Implications for the Planning, Implementation, and Evaluation of Systems of Care

System of care sites are uniquely situated to help with the kinds of multiple issues expressed by families in our study. However, in our study, system-level constraints having to do with existing community structures interfered with service access and delivery. As one example, transportation is an issue that must be addressed at both the family and community level. Existing transportation services through churches and Medicaid systems are not always responsive to the individualized schedules and needs of these families. When families have their own vehicles, the cost of gasoline may prohibit them from pursuing anything but basic activities.

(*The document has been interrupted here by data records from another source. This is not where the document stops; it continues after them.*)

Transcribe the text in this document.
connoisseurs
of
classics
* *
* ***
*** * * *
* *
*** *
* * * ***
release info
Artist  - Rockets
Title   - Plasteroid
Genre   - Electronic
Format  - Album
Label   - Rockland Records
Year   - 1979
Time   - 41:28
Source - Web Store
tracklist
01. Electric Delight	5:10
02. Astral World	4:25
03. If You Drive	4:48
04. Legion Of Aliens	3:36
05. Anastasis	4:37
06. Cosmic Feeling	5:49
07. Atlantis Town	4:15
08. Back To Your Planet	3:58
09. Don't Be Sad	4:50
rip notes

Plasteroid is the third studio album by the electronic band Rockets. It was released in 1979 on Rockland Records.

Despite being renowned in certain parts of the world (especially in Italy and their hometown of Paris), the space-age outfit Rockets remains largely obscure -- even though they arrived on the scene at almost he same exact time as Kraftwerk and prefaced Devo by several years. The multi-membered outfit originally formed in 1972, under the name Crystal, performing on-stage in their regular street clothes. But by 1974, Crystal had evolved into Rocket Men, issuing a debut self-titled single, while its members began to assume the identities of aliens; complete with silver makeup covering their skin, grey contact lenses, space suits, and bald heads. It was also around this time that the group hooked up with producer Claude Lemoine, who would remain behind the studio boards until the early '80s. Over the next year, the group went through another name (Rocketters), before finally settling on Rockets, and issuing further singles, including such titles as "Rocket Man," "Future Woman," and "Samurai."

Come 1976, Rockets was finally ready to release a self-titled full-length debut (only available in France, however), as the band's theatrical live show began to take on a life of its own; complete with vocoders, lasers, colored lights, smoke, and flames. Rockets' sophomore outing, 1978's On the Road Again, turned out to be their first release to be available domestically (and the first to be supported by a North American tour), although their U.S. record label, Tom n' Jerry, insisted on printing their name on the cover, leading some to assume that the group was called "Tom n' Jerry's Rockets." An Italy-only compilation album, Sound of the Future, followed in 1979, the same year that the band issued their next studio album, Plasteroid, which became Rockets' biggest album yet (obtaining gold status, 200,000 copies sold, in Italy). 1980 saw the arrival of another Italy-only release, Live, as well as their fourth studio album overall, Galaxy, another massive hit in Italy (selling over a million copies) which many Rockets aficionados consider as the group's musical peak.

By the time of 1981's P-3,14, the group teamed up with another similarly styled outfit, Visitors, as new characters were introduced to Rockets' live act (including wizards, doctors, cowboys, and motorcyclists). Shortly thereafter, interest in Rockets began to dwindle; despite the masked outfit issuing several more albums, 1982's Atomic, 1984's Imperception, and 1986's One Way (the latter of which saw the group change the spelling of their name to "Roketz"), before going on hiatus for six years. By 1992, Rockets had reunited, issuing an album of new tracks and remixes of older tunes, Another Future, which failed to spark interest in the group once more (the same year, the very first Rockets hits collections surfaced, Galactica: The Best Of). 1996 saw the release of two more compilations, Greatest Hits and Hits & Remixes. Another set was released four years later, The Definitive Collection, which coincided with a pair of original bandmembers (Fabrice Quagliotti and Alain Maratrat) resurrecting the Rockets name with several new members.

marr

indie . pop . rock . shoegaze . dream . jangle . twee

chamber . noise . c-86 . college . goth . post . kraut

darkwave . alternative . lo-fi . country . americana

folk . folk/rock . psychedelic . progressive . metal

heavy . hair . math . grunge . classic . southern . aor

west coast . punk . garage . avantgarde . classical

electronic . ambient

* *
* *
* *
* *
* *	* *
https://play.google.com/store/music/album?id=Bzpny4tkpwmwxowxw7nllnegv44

Related to the need to broaden the community focus, systems of care work to link mental health services with other child serving agencies, including child welfare and juvenile justice. While the involvement of these institutions is essential and should not be underestimated, their highly structured nature may limit the type of services and supports that they can provide. However, our data revealed a strong need in rural system of care sites to incorporate not only public or private transportation options, but also churches, and abuse intervention programs other than child welfare.

For systems of care to be effective in rural areas, community stigma must also be addressed. Most antistigma campaigns (including the awareness-raising initiatives of the “Community of Care” program) are aimed at understanding mental illness with illness itself as their focus. While this awareness is, in many ways, tremendously important, it also acts to reify mental illness as a concrete and individual experience, as opposed to a socially and culturally contingent phenomenon. Our interviews with caregivers clearly illustrated that their experience of their child’s mental health problems was firmly situated in social contexts, including poverty, geographic isolation, physical abuse, family drug and alcohol abuse, and peers. Furthermore, an illness approach to stigma all but ignores the experiences of caregivers. Interventions aimed at dispelling stigma, therefore, should involve actionable and practical initiatives for raising awareness of caregiving activities, as well as initiatives to improve the ways that communities define and support those who suffer from mental illness and their caregivers.

Systems of care aim to bring formal and informal community-based networks of support into the lives of families with children who have serious emotional problems, in order to help address problems throughout the multiple domains of their lives. Rural communities have unique aspects which act as both strengths and weaknesses in service access and provision. An understanding of these aspects will potentially assist the development of the system of care in positive ways. This study is one step in beginning to discover, interpret, and understand these unique aspects and how they relate to the system of care.